Limitations & Future Work¶
- Evaluation is conducted exclusively on English datasets.
- Evolutionary optimization requires multiple queries to the target system and may be limited by rate restrictions.
- Defensive methods (e.g., utility-based detection) are insufficiently explored.
- Attack effectiveness in multi-document retrieval scenarios requires further validation.
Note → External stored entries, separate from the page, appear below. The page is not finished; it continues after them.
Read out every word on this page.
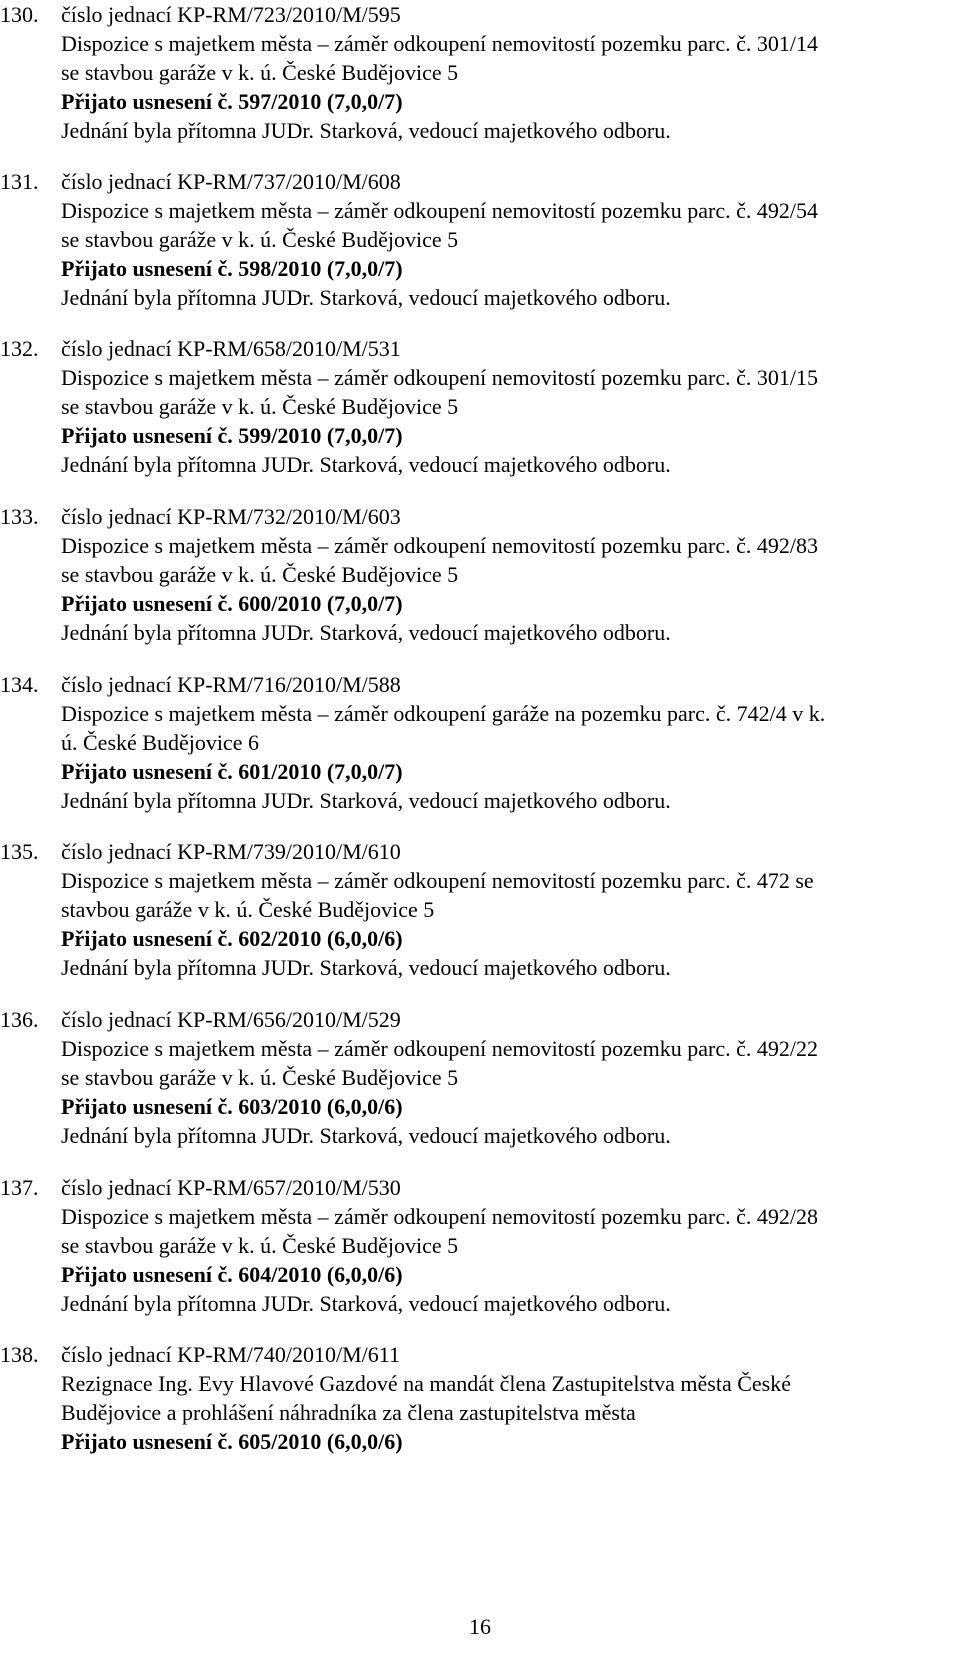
130.	číslo jednací KP-RM/723/2010/M/595
Dispozice s majetkem města – záměr odkoupení nemovitostí pozemku parc. č. 301/14
se stavbou garáže v k. ú. České Budějovice 5
Přijato usnesení č. 597/2010 (7,0,0/7)
Jednání byla přítomna JUDr. Starková, vedoucí majetkového odboru.
131.	číslo jednací KP-RM/737/2010/M/608
Dispozice s majetkem města – záměr odkoupení nemovitostí pozemku parc. č. 492/54
se stavbou garáže v k. ú. České Budějovice 5
Přijato usnesení č. 598/2010 (7,0,0/7)
Jednání byla přítomna JUDr. Starková, vedoucí majetkového odboru.
132.	číslo jednací KP-RM/658/2010/M/531
Dispozice s majetkem města – záměr odkoupení nemovitostí pozemku parc. č. 301/15
se stavbou garáže v k. ú. České Budějovice 5
Přijato usnesení č. 599/2010 (7,0,0/7)
Jednání byla přítomna JUDr. Starková, vedoucí majetkového odboru.
133.	číslo jednací KP-RM/732/2010/M/603
Dispozice s majetkem města – záměr odkoupení nemovitostí pozemku parc. č. 492/83
se stavbou garáže v k. ú. České Budějovice 5
Přijato usnesení č. 600/2010 (7,0,0/7)
Jednání byla přítomna JUDr. Starková, vedoucí majetkového odboru.
134.	číslo jednací KP-RM/716/2010/M/588
Dispozice s majetkem města – záměr odkoupení garáže na pozemku parc. č. 742/4 v k.
ú. České Budějovice 6
Přijato usnesení č. 601/2010 (7,0,0/7)
Jednání byla přítomna JUDr. Starková, vedoucí majetkového odboru.
135.	číslo jednací KP-RM/739/2010/M/610
Dispozice s majetkem města – záměr odkoupení nemovitostí pozemku parc. č. 472 se
stavbou garáže v k. ú. České Budějovice 5
Přijato usnesení č. 602/2010 (6,0,0/6)
Jednání byla přítomna JUDr. Starková, vedoucí majetkového odboru.
136.	číslo jednací KP-RM/656/2010/M/529
Dispozice s majetkem města – záměr odkoupení nemovitostí pozemku parc. č. 492/22
se stavbou garáže v k. ú. České Budějovice 5
Přijato usnesení č. 603/2010 (6,0,0/6)
Jednání byla přítomna JUDr. Starková, vedoucí majetkového odboru.
137.	číslo jednací KP-RM/657/2010/M/530
Dispozice s majetkem města – záměr odkoupení nemovitostí pozemku parc. č. 492/28
se stavbou garáže v k. ú. České Budějovice 5
Přijato usnesení č. 604/2010 (6,0,0/6)
Jednání byla přítomna JUDr. Starková, vedoucí majetkového odboru.
138.	číslo jednací KP-RM/740/2010/M/611
Rezignace Ing. Evy Hlavové Gazdové na mandát člena Zastupitelstva města České
Budějovice a prohlášení náhradníka za člena zastupitelstva města
Přijato usnesení č. 605/2010 (6,0,0/6)
16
- This work aims to expose vulnerabilities to facilitate defense development, not to provide an attack toolkit.
Related Work & Insights¶
- PoisonedRAG (Zou et al., 2025): Knowledge poisoning attacks.
- Jamming Attack (Shafran et al., 2025): Hard failure/refusal attacks.
- LLM-based evolutionary optimization (Fernando et al., 2023; Guo et al., 2025): LLM-driven search.
- This paper calls the security research community's attention to more covert threats that "appear normal but are substantively useless."
Rating¶
- Novelty: ⭐⭐⭐⭐⭐ The soft-failure concept is novel and reveals an unexpected vulnerability in safety alignment.
- Experimental Thoroughness: ⭐⭐⭐⭐ Multi-configuration, multi-benchmark evaluation with thorough stealthiness and robustness analysis.
- Writing Quality: ⭐⭐⭐⭐ Threat model definition is rigorous; attack pipeline is clearly presented.
- Value: ⭐⭐⭐⭐⭐ Carries significant implications for RAG security research.